Gribbons led the U.S. dressage team to fourth at the 2010 Alltech FEI World Equestrian Games (Ky.), ensuring a team spot at the 2012 Olympic Games. The U.S. team finished sixth in London.

“We did as well as we could have [in London], but I was really proud of all the riders,” said Gribbons. “When push came to shove, they all did their best. The quality in Europe is mind blowing. It’s changed so radically in the last couple of years. We have to find a way to stay in the game and catch up.”

A five-star Fédération Equestre Internationale judge, Gribbons was restricted during her tenure with the USEF from judging any U.S. riders. She can now resume judging all over the country. She also plans to focus largely on riding and training at her Knoll Farm in Chuluota, Fla.

“I just have to get back on the horses and pay attention to our farm here, where no one has seen me,” said Gribbons. “They have been terribly loyal to wait around. And, most of all, it’s about my husband, David. That’s really what made me make the final decision. Neither one of us are spring chickens. This is nothing he needed in his life, that the head trainer of the farm goes off and is never seen again. He never complained, and he went with me wherever he could. This is my job, and he has no opinions, and he’s been a phenomenal support. He deserves for me to come home.

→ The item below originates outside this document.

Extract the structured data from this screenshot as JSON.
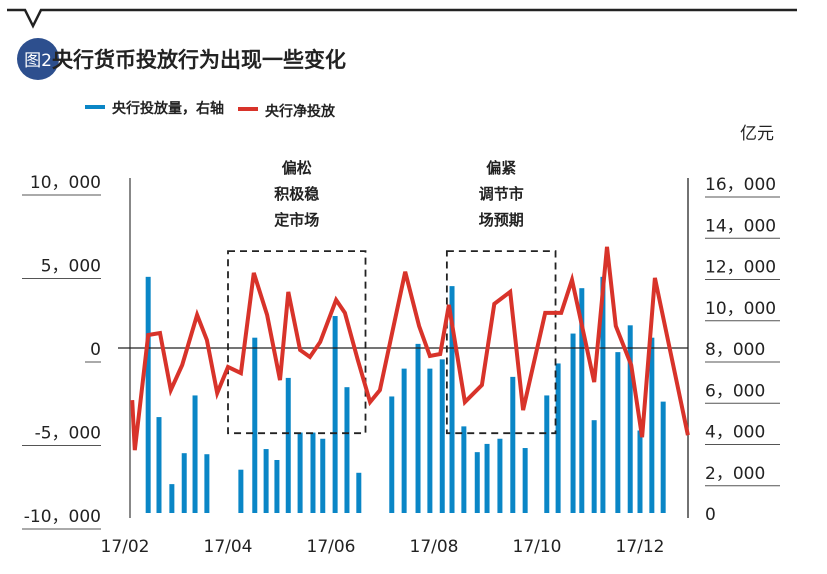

“I plan to go back to what has been on hold for these last few years. I’m totally not whining. It’s been a very, very exciting experience working with those riders and horses, but also very time consuming. It wasn’t just when I was out in the field—I went all over the world and all over the country with them—but it was also a lot of time on the phone and with emails and all this, and that has to count,” she added. “If they contacted me, I wanted to be there for them. I knew most of them from before I took the job; some of them have been my riding colleagues for many years. It’s been really fun to be that up close and personal with them and, of course, their horses, which is really what it’s all about.”